Thursday, February 22, 2024
News Kodiak Robotics has Developped an Autonomous Ford F-150 for the Military

Kodiak Robotics has Developped an Autonomous Ford F-150 for the Military

Kodiak Robotics has adapted its autonomous technology to a pair of Ford F-150 pickups for testing by the military.

  • This test vehicle is equipped with the Kodiak Driver suite of autonomous technologies.

  • This system is designed to operate in off-road environments and to be remote-controlled in certain situations.

  • This technology can be fitted to trucks ranging from pickups all the way to class 8 semi-trucks.

Kodiak Robotics, a company specializing in autonomous driving systems, has developed a test vehicle based on the Ford F-150 in order to demonstrate the capabilities of its technology to the US Department of Defence (DoD).

Following the awarding of a contract with options up to $50 million by the American military last December, the company got to work on adapting its existing Kodiak Driver suite of autonomous driving technologies to a Ford F-150, of which two units will be submitted for testing by the DoD.

The aim of these tests is to show that a normal pickup truck fitted with this autonomous driving system will be capable of dealing with all sorts of driving conditions that might be encountered during military service, such as off-road driving, light rock crawling, and heavy dust. The system is also capable of working with a degraded GPS connection, which is not usually the case for autonomous technologies.

According to Kodiak Robotics, its system can easily be adapted to trucks of all sizes, ranging from conventional pickups all the way to class 8 long haul semi-tractors.

This means that the U.S. military could easily adapt the Kodiak Driver system to most of the vehicles in its fleet.

Autonomous Ford F-150 | Photo: Kodiak Robotics

The advantages of doing so include giving the American defence a technological advantage over other military complexes, providing more mission options, and reducing the risks to soldiers by placing them further away from dangerous situations in war zones.

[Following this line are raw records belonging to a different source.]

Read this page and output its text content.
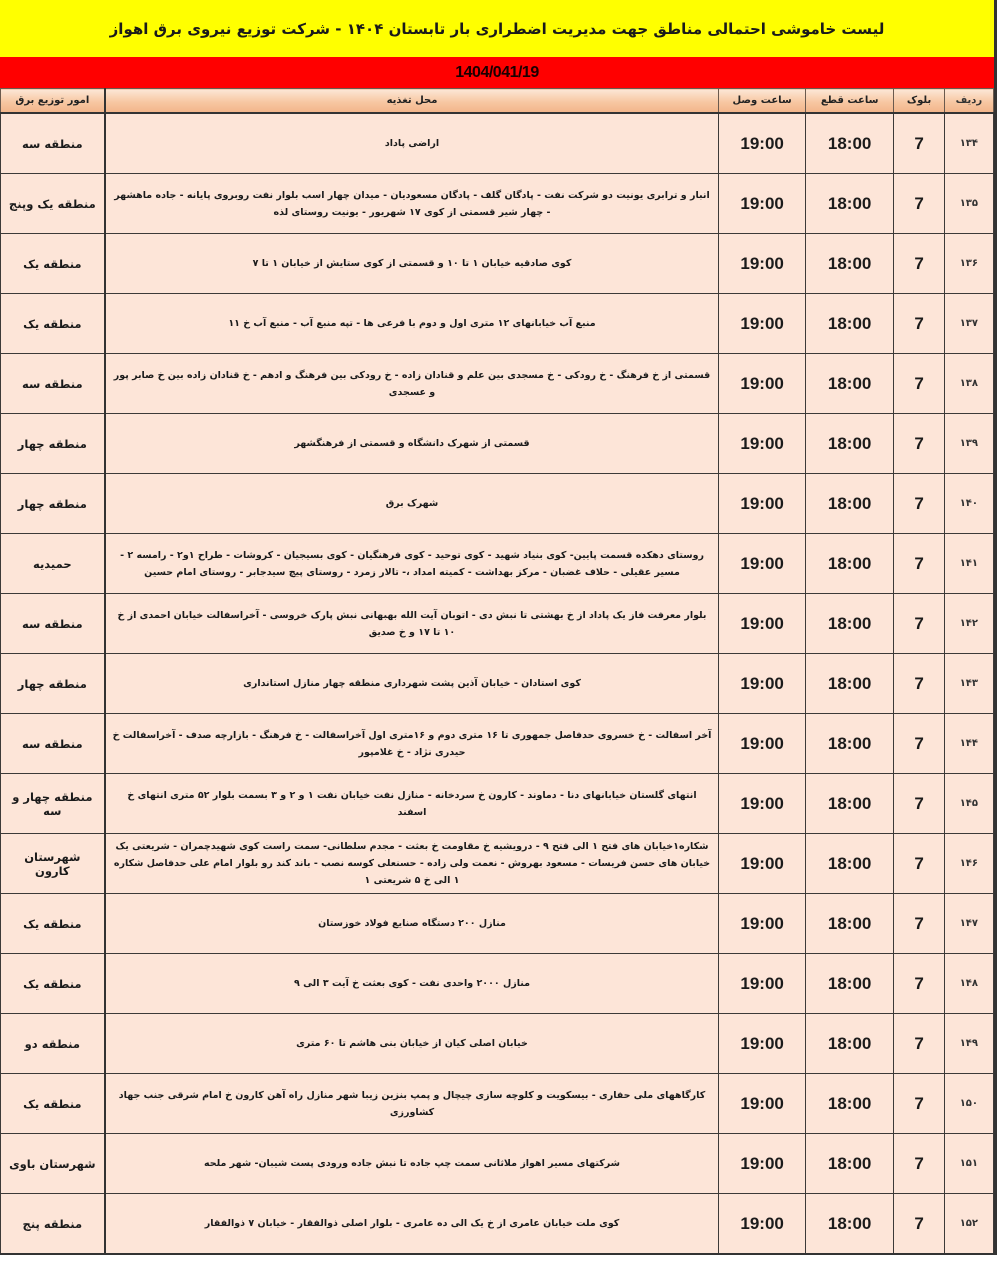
لیست خاموشی احتمالی مناطق جهت مدیریت اضطراری بار تابستان ۱۴۰۴ - شرکت توزیع نیروی برق اهواز
1404/041/19
ردیف	بلوک	ساعت قطع	ساعت وصل	محل تغذیه	امور توزیع برق
۱۳۴	7	18:00	19:00	اراضی پاداد	منطقه سه
۱۳۵	7	18:00	19:00	انبار و ترابری یونیت دو شرکت نفت - پادگان گلف - پادگان مسعودیان - میدان چهار اسب بلوار نفت روبروی پایانه - جاده ماهشهر - چهار شیر قسمتی از کوی ۱۷ شهریور - یونیت روستای لذه	منطقه یک وپنج
۱۳۶	7	18:00	19:00	کوی صادقیه خیابان ۱ تا ۱۰ و قسمتی از کوی ستایش از خیابان ۱ تا ۷	منطقه یک
۱۳۷	7	18:00	19:00	منبع آب خیابانهای ۱۲ متری اول و دوم با فرعی ها - تپه منبع آب - منبع آب خ ۱۱	منطقه یک
۱۳۸	7	18:00	19:00	قسمتی از خ فرهنگ - خ رودکی - خ مسجدی بین علم و قنادان زاده - خ رودکی بین فرهنگ و ادهم - خ قنادان زاده بین خ صابر پور و عسجدی	منطقه سه
۱۳۹	7	18:00	19:00	قسمتی از شهرک دانشگاه و قسمتی از فرهنگشهر	منطقه چهار
۱۴۰	7	18:00	19:00	شهرک برق	منطقه چهار
۱۴۱	7	18:00	19:00	روستای دهکده قسمت پایین- کوی بنیاد شهید - کوی توحید - کوی فرهنگیان - کوی بسیجیان - کروشات - طراح ۱و۲ - رامسه ۲ - مسیر عقیلی - حلاف غضبان - مرکز بهداشت - کمیته امداد ،- تالار زمرد - روستای پیچ سیدجابر - روستای امام حسین	حمیدیه
۱۴۲	7	18:00	19:00	بلوار معرفت فاز یک پاداد از خ بهشتی تا نبش دی - اتوبان آیت الله بهبهانی نبش پارک خروسی - آخراسفالت خیابان احمدی از خ ۱۰ تا ۱۷ و خ صدیق	منطقه سه
۱۴۳	7	18:00	19:00	کوی استادان - خیابان آذین پشت شهرداری منطقه چهار منازل استانداری	منطقه چهار
۱۴۴	7	18:00	19:00	آخر اسفالت - خ خسروی حدفاصل جمهوری تا ۱۶ متری دوم و ۱۶متری اول آخراسفالت - خ فرهنگ - بازارچه صدف - آخراسفالت خ حیدری نژاد - خ غلامپور	منطقه سه
۱۴۵	7	18:00	19:00	انتهای گلستان خیابانهای دنا - دماوند - کارون خ سردخانه - منازل نفت خیابان نفت ۱ و ۲ و ۳ بسمت بلوار ۵۲ متری انتهای خ اسفند	منطقه چهار و سه
۱۴۶	7	18:00	19:00	شکاره۱خیابان های فتح ۱ الی فتح ۹ - درویشیه خ مقاومت خ بعثت - مجدم سلطانی- سمت راست کوی شهیدچمران - شریعتی یک خیابان های حسن فریسات - مسعود بهروش - نعمت ولی زاده - حسنعلی کوسه نصب - باند کند رو بلوار امام علی حدفاصل شکاره ۱ الی خ ۵ شریعتی ۱	شهرستان کارون
۱۴۷	7	18:00	19:00	منازل ۲۰۰ دستگاه صنایع فولاد خوزستان	منطقه یک
۱۴۸	7	18:00	19:00	منازل ۲۰۰۰ واحدی نفت - کوی بعثت خ آیت ۳ الی ۹	منطقه یک
۱۴۹	7	18:00	19:00	خیابان اصلی کیان از خیابان بنی هاشم تا ۶۰ متری	منطقه دو
۱۵۰	7	18:00	19:00	کارگاههای ملی حفاری - بیسکویت و کلوچه سازی چیچال و پمپ بنزین زیبا شهر منازل راه آهن کارون خ امام شرقی جنب جهاد کشاورزی	منطقه یک
۱۵۱	7	18:00	19:00	شرکتهای مسیر اهواز ملاثانی سمت چپ جاده تا نبش جاده ورودی پست شیبان- شهر ملحه	شهرستان باوی
۱۵۲	7	18:00	19:00	کوی ملت خیابان عامری از خ یک الی ده عامری - بلوار اصلی ذوالفقار - خیابان ۷ ذوالفقار	منطقه پنج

In addition, Kodiak says that vehicles equipped with its technologies can be controlled remotely, which means that they don’t risk getting stuck somewhere if their software isn’t able to cope with an obstacle.

Speaking of software, the company says that both software and hardware will be purchasable separately to provide buyers, such as the military, with more options when it comes time to modernize their fleet.

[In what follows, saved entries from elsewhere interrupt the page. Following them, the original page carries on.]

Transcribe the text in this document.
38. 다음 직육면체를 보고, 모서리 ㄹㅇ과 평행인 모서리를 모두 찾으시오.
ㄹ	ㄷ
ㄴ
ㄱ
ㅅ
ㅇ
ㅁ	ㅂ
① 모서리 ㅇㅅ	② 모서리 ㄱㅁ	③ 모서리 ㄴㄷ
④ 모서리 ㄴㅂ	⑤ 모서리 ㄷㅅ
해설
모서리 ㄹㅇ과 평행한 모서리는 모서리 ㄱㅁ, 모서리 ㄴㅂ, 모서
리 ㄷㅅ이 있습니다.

Since the numerous sensors needed by an autonomous vehicle are quite fragile and subject to damage in military use, Kodiak Robotics has grouped them into DefensePods, a modular swappable design that can be replaced in the field in under 10 minutes, even without specialized training.

While the DoD evaluates the two autonomous F-150 pickups, Kodiak will continue to further the development of its system by using semi-trucks.